A few children have this adrenaline response to not only actual threats but also to perceived, imagined or anticipated threats. Here, the anxiety becomes an illness. Some adolescents have episodes of intense bodily symptoms of anxiety. The interval period will be normal. These are called panic episodes.
How you can help your child
Anxiety or an anxiety disorder?
The first step is to know whether it is a normal anxiety or an anxiety disorder.
Make him relax
Relaxation exercises help the child to reduce anxiety. Yoga is a good relaxing exercise. Jacobson’s Progressive Muscular Relaxation, which involves alternately tensing and relaxing the muscles, is another technique that can reduce anxiety. Imagery method, in which one imagines a beautiful scenery with eyes closed and slow breathing, can also be practised by the child.
Apart from relaxation, counselling the child helps in coping with the threat and overcoming it.
Facing her fears
Graded exposure to the threat is an excellent way to overcome most phobias. Here, the child is initially exposed to the least anxiety-provoking situation. This causes mild anxiety but it soon subsides with continued exposure. Gradually, the child is exposed to slightly more anxious situations. Anu’s coach had employed this approach.

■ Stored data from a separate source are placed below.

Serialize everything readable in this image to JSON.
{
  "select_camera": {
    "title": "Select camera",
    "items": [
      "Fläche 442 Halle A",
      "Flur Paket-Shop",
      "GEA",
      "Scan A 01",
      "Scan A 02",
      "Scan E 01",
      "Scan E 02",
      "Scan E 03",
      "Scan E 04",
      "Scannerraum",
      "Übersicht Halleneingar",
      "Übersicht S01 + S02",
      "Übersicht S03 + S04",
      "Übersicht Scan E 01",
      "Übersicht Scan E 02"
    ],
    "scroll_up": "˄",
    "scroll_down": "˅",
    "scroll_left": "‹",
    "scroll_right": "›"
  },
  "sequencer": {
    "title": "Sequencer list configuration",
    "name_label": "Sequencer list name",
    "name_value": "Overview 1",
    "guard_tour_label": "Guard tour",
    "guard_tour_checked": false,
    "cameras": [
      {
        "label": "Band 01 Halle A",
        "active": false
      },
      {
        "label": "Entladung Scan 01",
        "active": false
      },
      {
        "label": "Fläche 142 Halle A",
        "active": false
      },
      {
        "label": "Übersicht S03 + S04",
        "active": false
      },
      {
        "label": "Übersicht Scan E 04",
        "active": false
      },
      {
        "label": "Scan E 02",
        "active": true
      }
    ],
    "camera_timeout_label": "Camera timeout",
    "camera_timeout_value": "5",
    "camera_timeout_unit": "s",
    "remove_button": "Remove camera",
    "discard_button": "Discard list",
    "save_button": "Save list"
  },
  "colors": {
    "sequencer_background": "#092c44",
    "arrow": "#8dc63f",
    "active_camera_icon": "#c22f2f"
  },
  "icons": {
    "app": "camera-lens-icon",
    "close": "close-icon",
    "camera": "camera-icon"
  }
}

Medicines are used only if the anxiety is severe and is disabling the child. They should be used for a short duration to help the child go through the exposure.
In some children, the anxiety is about what the parental response would be to their performance, whether it is exams or sports. If parents show unconditional love to their children, irrespective of their performance, it would reduce anxiety in a significant way.